Big Changes on Horizon for Overtime Law

By 2016, millions of employees around the country could become newly eligible for overtime pay due to a change in federal rules.

When the Fair Labor Standards Act (FLSA) was enacted in 1938, one of its most important provisions was “time-and-a-half pay” for workers who put in more than 40 hours per week. This rule provided a financial incentive for employers not to overwork their employees, encouraged employers to hire more people, and rewarded workers with higher pay when they clocked extra time.

Currently, only 8% of salaried workers can count on overtime protection. That’s a huge decline from from 1975, when more than 60% of the salaried workforce got overtime pay. The cause for such a dramatic decrease is attributed to “white-collar” exemptions, which exclude certain executive, administrative, and professional workers from FLSA protections. The present salary threshold is outdated; in order to be overtime-exempt, an employee must be paid a salary of at least $455 a week, or $23,660 a year. This threshold has not been adjusted for more than a decade.

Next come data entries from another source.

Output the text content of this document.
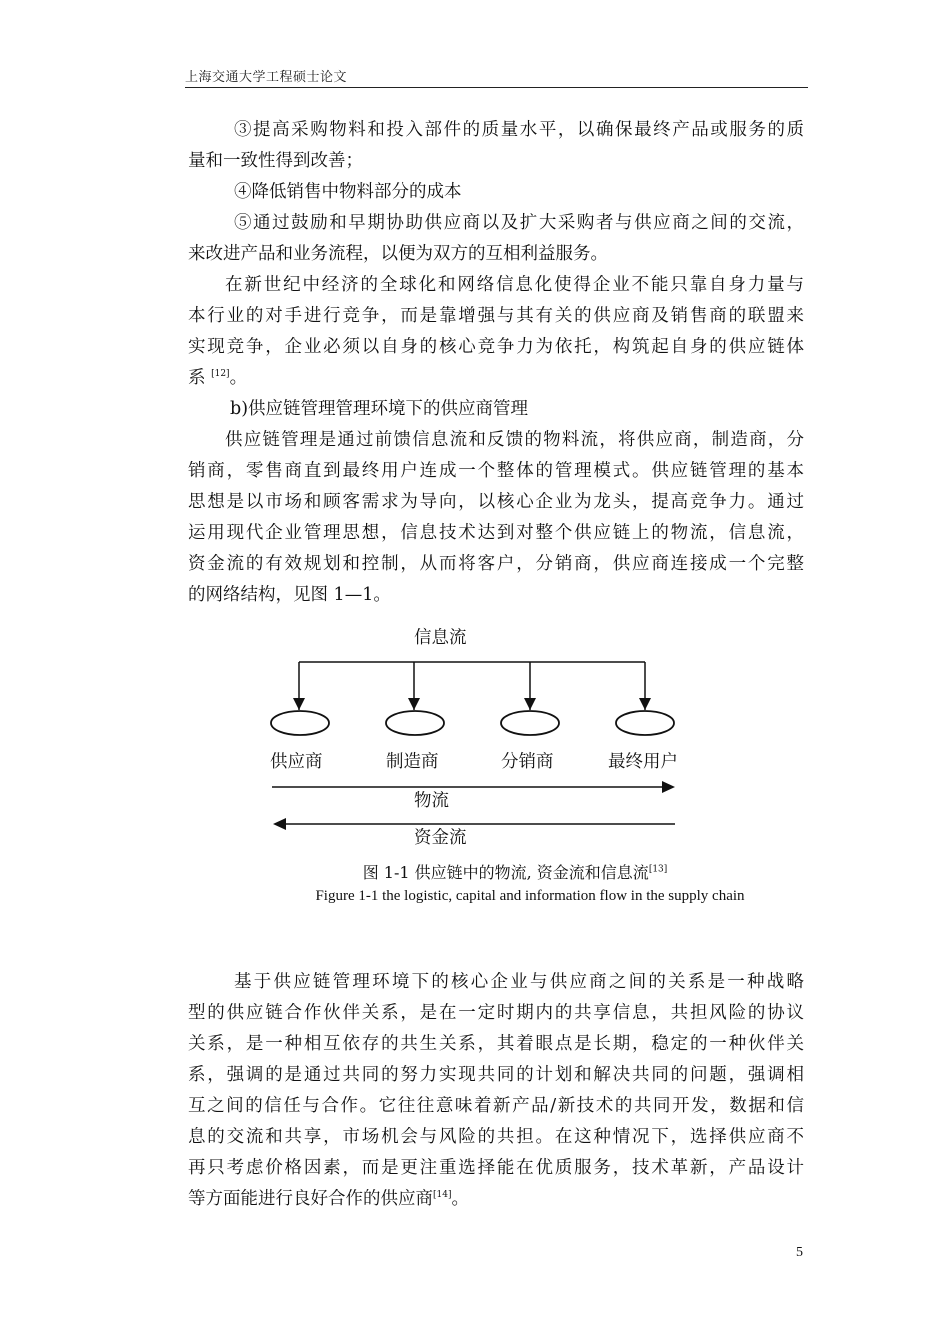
上海交通大学工程硕士论文
③提高采购物料和投入部件的质量水平，以确保最终产品或服务的质
量和一致性得到改善；
④降低销售中物料部分的成本
⑤通过鼓励和早期协助供应商以及扩大采购者与供应商之间的交流，
来改进产品和业务流程，以便为双方的互相利益服务。
在新世纪中经济的全球化和网络信息化使得企业不能只靠自身力量与
本行业的对手进行竞争，而是靠增强与其有关的供应商及销售商的联盟来
实现竞争，企业必须以自身的核心竞争力为依托，构筑起自身的供应链体
系 [12]。
b)供应链管理管理环境下的供应商管理
供应链管理是通过前馈信息流和反馈的物料流，将供应商，制造商，分
销商，零售商直到最终用户连成一个整体的管理模式。供应链管理的基本
思想是以市场和顾客需求为导向，以核心企业为龙头，提高竞争力。通过
运用现代企业管理思想，信息技术达到对整个供应链上的物流，信息流，
资金流的有效规划和控制，从而将客户，分销商，供应商连接成一个完整
的网络结构，见图 1—1。
信息流
供应商	制造商	分销商	最终用户
物流
资金流
图 1-1 供应链中的物流, 资金流和信息流[13]
Figure 1-1 the logistic, capital and information flow in the supply chain
基于供应链管理环境下的核心企业与供应商之间的关系是一种战略
型的供应链合作伙伴关系，是在一定时期内的共享信息，共担风险的协议
关系，是一种相互依存的共生关系，其着眼点是长期，稳定的一种伙伴关
系，强调的是通过共同的努力实现共同的计划和解决共同的问题，强调相
互之间的信任与合作。它往往意味着新产品/新技术的共同开发，数据和信
息的交流和共享，市场机会与风险的共担。在这种情况下，选择供应商不
再只考虑价格因素，而是更注重选择能在优质服务，技术革新，产品设计
等方面能进行良好合作的供应商[14]。
5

The department of labor is acting to remedy overtime pay by proposing a more realistic weekly salary threshold of $970, or $50,440 annually for a full-time worker. According to the Economic Policy Institute, this threshold will ensure that at least 44% of all workers are automatically covered by the FLSA’s overtime protections.

What could this mean for employers?

These reforms will boost incomes for working people and create jobs. Some employers will pay overtime wages to workers who must be reclassified while some will spread hours out among existing employees, including part-timers, giving them more hours. Others will hire new employees, giving the unemployed the opportunity to get back to work.

The Labor Department has taken the first step to strengthen the middle class wages and give overtime regulations their intended scope. The department has taken a temporary pass on addressing the duties test, and other matters (i.e. bonuses and commissions) inviting further comments. These proposed regulations are subject to a 60-day public comment period. This process is likely to take at least six to eight months and a final ruling is not expected until 2016.